I have seen mechanical Towers from the 17th century- that the weather vane is a human body with a swivelling head- one side the Devil, the other an Angel. One particularly large tall one is still in Sforza castle on display. It brings to mind the Templar skull and cross bones flag that was on Hospital ships- that pirates used to fool their victims into coming into close range. The idea that what you see as the House of God may actually be the House of the Devil and God's wrath by fire will expose it. This is part of the long tradition of demonising the enemy in art. The Tower of Babel is not the only Tower mentioned in the bible- there are the Towers of Gold that the Hebrews built for the Egyptians for example. (Possibly the storehouses as I mentioned in the other thread).
In Christianity the Virgin Mary was sometimes known as the Tower of Ivory- Towers seen as Feminine when they protect and Masculine or phallic when they impose.
~Rosanne
 

Elven

Just catching up on the posts and trying to get my head around some of the info ... but I had to laugh when I saw this, in reply to your post Rosanne ..

Rosanne said:
As to the other Tower cards especially the Charles VI / Gringonneur Tower- I have just been reading Umberto Eco's book On Ugliness and it brings up an interesting point. If you look at the Griggoneur Tower you see it almost looks like the skin of stone is been shed and there is another Tower underneath.
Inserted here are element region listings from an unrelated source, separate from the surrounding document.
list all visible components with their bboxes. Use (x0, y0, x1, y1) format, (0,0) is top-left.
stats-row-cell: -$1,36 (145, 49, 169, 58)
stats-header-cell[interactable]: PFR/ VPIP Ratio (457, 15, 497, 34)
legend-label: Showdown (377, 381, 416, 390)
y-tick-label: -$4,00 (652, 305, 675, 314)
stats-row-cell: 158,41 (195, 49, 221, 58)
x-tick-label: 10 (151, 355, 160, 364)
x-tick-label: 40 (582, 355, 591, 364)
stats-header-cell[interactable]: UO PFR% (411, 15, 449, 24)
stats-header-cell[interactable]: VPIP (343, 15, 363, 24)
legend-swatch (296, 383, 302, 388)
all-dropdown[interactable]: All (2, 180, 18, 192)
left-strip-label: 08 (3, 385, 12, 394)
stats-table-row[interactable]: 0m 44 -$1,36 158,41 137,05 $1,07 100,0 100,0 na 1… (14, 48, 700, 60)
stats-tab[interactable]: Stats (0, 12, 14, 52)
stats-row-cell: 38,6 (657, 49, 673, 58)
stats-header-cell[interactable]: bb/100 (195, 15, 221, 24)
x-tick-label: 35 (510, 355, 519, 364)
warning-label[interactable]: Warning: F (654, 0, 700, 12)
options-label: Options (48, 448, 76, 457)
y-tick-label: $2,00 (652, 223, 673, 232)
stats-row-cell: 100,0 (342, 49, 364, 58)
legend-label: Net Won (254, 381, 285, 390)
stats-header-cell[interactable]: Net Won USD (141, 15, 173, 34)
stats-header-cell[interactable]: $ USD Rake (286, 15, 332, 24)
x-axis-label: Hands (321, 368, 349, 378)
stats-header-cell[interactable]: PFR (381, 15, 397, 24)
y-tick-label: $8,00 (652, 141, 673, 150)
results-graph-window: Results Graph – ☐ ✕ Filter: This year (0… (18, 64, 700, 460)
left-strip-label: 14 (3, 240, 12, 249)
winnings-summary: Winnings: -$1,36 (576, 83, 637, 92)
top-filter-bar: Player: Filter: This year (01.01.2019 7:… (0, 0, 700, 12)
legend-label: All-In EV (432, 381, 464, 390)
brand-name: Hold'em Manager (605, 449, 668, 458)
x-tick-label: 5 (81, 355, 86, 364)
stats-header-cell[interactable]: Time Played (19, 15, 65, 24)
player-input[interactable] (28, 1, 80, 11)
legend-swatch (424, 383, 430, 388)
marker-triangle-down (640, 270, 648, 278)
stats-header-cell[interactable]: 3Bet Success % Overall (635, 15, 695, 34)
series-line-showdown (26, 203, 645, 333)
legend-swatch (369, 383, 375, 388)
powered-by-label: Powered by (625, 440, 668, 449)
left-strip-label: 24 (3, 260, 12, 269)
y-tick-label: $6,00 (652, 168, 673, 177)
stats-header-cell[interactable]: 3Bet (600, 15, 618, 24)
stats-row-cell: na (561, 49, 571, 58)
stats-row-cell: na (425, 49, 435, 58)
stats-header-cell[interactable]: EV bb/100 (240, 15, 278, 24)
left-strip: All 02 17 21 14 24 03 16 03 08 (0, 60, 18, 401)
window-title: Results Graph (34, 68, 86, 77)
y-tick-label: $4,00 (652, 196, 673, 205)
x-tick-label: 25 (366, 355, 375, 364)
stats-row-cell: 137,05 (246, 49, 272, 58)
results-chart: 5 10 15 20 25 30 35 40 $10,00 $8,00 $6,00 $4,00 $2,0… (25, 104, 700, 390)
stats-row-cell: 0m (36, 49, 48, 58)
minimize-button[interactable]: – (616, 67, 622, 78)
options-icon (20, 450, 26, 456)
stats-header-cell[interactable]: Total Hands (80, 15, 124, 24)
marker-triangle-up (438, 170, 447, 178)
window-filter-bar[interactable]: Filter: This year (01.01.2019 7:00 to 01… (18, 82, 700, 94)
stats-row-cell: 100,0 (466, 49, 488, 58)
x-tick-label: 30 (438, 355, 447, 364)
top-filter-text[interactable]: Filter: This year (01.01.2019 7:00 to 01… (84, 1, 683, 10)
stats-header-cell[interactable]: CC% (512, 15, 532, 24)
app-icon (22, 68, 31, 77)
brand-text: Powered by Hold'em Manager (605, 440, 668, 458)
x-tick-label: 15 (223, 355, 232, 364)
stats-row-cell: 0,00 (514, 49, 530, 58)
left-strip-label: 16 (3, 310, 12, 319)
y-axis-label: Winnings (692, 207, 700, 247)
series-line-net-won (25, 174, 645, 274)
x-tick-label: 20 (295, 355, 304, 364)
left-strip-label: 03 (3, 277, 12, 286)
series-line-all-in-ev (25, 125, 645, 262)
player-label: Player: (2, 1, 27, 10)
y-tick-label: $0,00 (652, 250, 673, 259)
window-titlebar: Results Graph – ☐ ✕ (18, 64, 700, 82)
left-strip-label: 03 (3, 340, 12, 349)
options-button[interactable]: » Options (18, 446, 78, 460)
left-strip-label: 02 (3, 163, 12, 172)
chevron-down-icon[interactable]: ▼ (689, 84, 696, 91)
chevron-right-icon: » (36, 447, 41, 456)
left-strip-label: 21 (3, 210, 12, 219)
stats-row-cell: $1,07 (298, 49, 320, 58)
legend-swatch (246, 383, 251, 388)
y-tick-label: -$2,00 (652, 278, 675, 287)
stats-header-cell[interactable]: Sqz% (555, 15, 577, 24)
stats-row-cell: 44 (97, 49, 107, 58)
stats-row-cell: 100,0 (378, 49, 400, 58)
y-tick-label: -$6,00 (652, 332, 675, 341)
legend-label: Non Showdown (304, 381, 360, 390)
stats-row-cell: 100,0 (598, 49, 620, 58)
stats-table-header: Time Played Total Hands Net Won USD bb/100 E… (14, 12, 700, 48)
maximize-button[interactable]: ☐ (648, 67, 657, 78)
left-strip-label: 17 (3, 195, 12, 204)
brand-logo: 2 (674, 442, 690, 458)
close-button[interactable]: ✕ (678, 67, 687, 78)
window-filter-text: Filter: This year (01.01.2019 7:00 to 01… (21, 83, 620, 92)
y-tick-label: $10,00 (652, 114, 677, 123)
Like many of the depictions of the time the true nature of the person- building-landscape is revealed when Virtue, for example is paramount.

I was thinking this is because alot of the old Towers were built in leaf formations especially when repairs happened, so this leafing would peel - and when your Tower starts to peel - you're in big trouble ;)

The failure of ancient Towers: [url said:
http://cat.inist.fr/?aModele=afficheN&cpsidt=2445686][/url]

Affiliation(s) du ou des auteurs / Author(s) Affiliation(s)
(1) Dept. Struct. Engineering, Milano, ITALIE
Résumé / Abstract
The safety of ancient towers has become a concern after some collapses which took place in recent years. Typical characteristic of most of these structures are not only the inhomogenity of the masonry itself but in many cases also the construction technique based on multiple-leaf walls, built in different phases with different materials. The survey carried out on the causes of the collapse of the Pavia Tower revealed a time-dependent behaviour of the material under heavy dead loads which was assumed to interpret the state of damage of a bell tower in Monza.